5-14-13

Trip Details

Location: Benton and Linn Counties, Iowa

Weather: Clear skies and hot. High over 90 degrees.

Time: 4:00 to 6:00 p.m.

Herpers: Austin Scharosch, Jim Scharosch

Account by: Jim Scharosch

Photos by: Austin Scharosch

It was a hot day, but after the cold spring we had endured to this point I decided I wanted to get out anyway. I have a couple of spots that are rocky and somewhat shaded from the afternoon sun. I invited my son Austin to come along and he questioned the heat, but I assured him we would see at least a few things and he grudgingly decided to come along.

The first area we stopped at was an east facing slope with exposed rock. I have seen a number of milk snakes here over the last few years and this day seemed like a good day to duplicate that. It didn't take long to find our first snake, not a milk, but a Racer (Coluber constrictor).
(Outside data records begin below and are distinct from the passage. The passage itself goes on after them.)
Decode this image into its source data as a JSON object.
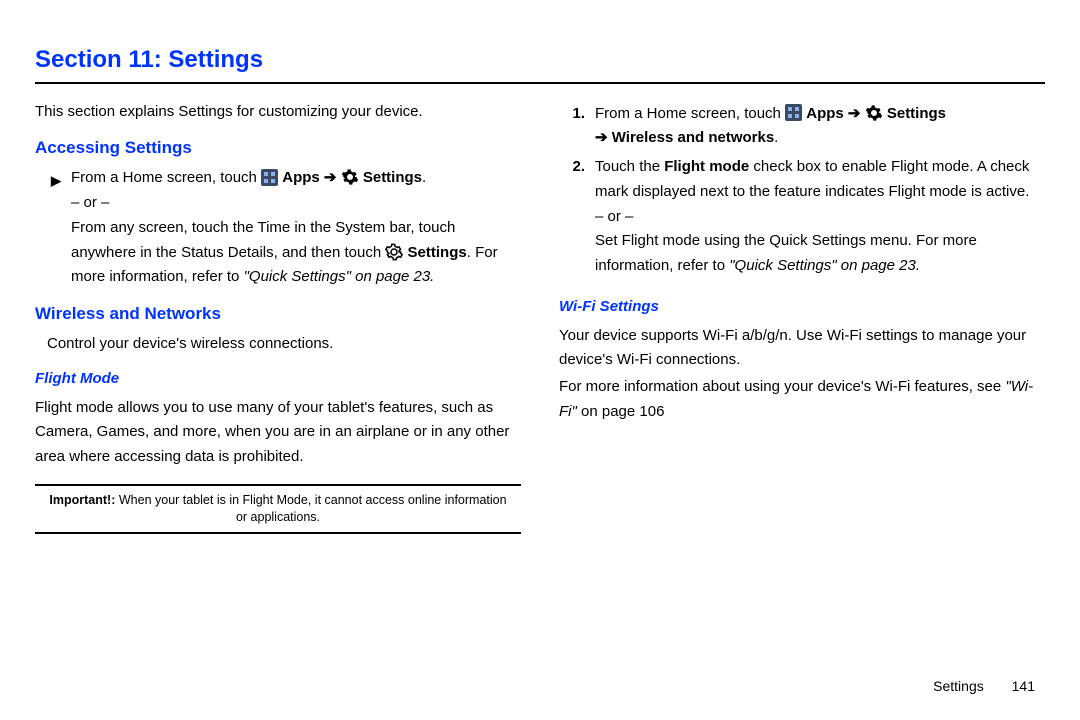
{
  "section_title": "Section 11: Settings",
  "intro_text": "This section explains Settings for customizing your device.",
  "heading_accessing": "Accessing Settings",
  "step_accessing_lead": "From a Home screen, touch ",
  "label_apps": " Apps ",
  "label_settings": " Settings",
  "period": ".",
  "or_text": "– or –",
  "accessing_alt1": "From any screen, touch the Time in the System bar, touch anywhere in the Status Details, and then touch ",
  "accessing_alt2": " Settings",
  "accessing_alt3": ". For more information, refer to ",
  "quick_settings_ref": "\"Quick Settings\"",
  "on_page23": "  on page 23.",
  "heading_wireless": "Wireless and Networks",
  "wireless_intro": "Control your device's wireless connections.",
  "heading_flight": "Flight Mode",
  "flight_text": "Flight mode allows you to use many of your tablet's features, such as Camera, Games, and more, when you are in an airplane or in any other area where accessing data is prohibited.",
  "important_label": "Important!:",
  "important_text": " When your tablet is in Flight Mode, it cannot access online information or applications.",
  "col2_step1_lead": "From a Home screen, touch ",
  "col2_step1_tail": "Wireless and networks",
  "arrow_lead": "➔ ",
  "col2_step2_a": "Touch the ",
  "col2_step2_flight": "Flight mode",
  "col2_step2_b": " check box to enable Flight mode. A check mark displayed next to the feature indicates Flight mode is active.",
  "col2_alt": "Set Flight mode using the Quick Settings menu. For more information, refer to ",
  "heading_wifi": "Wi-Fi Settings",
  "wifi_text1": "Your device supports Wi-Fi a/b/g/n. Use Wi-Fi settings to manage your device's Wi-Fi connections.",
  "wifi_text2a": "For more information about using your device's Wi-Fi features, see ",
  "wifi_ref": "\"Wi-Fi\" ",
  "wifi_text2b": "on page 106",
  "footer_label": "Settings",
  "footer_page": "141",
  "marker_1": "1.",
  "marker_2": "2."
}
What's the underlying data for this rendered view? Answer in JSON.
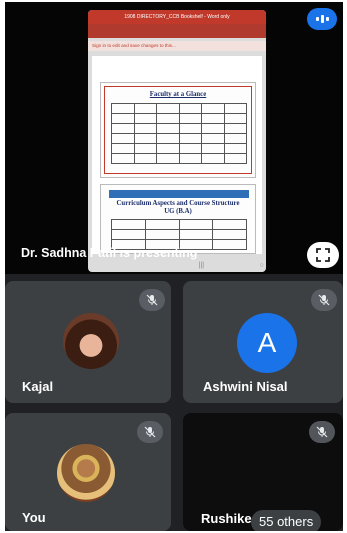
{
  "slide": {
    "top_bar": "1908 DIRECTORY_CCB Bookshelf - Word only",
    "message": "Sign in to edit and save changes to this...",
    "page1_title": "Faculty at a Glance",
    "page2_title_line1": "Curriculum Aspects and Course Structure",
    "page2_title_line2": "UG (B.A)"
  },
  "presenter": {
    "label": "Dr. Sadhna Patil is presenting"
  },
  "participants": [
    {
      "name": "Kajal"
    },
    {
      "name": "Ashwini Nisal",
      "initial": "A"
    },
    {
      "name": "You"
    },
    {
      "name": "Rushikesh"
    }
  ],
  "others_count": "55 others",
  "colors": {
    "background": "#202124",
    "tile": "#3c4043",
    "accent": "#1a73e8"
  },
  "icons": {
    "muted": "mic-off-icon",
    "fullscreen": "fullscreen-icon",
    "presenter": "audio-level-icon"
  }
}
We moved on, and a few rocks later flipped this Milk Snake (Lampropeltis triangulum).

It was a nice sized adult that was going down into a hole underneath the rock when flipped.

A few rocks later, another milk snake. This one was a little smaller and a lot darker with deep brownish red saddles.

As we were walking back, Austin spotted a milk crawling out from under a small rock flake that we had checked not fifteen minutes earlier.

He grabbed it up, and I turned the small flake to have a look. There was an obvious hole under the rock that the snake must have come up out of. I looked into the small hole and could see the nose and eyeballs of another milk snake looking up at me. It retreated back into the hole. It was cool to see that.

That was it from this location. After seeing that much stuff at this small spot, we decided to try one other small spot in Linn County. We rolled in and it wasn't long before we had flipped the thing we see most often at this spot, a juvenile Fox Snake (Elaphe vulpina).

This area is a hot spot for juvenile fox snakes, it's not uncommon to see four or five. This one was cool looking, with some double spotting behind the head.

We found another small fox snake that was in shed.

Soon Austin flipped a milk snake that was so dingy and deep in shed that he misidentified it as a fox snake on first glance. It was pretty gnarly.

On the way out, we stopped at another rock pile that I have checked numerous times over years without seeing anything. I always figured that sooner or later it would pay off, and this was the day. Under one of the first couple of rocks was this milk snake.

Nothing spectacular, but nice to finally see something at a spot I knew should have snakes.

That was it for the day. Not bad for a quick two hour after work trip around some local spots on an 90+ degree afternoon.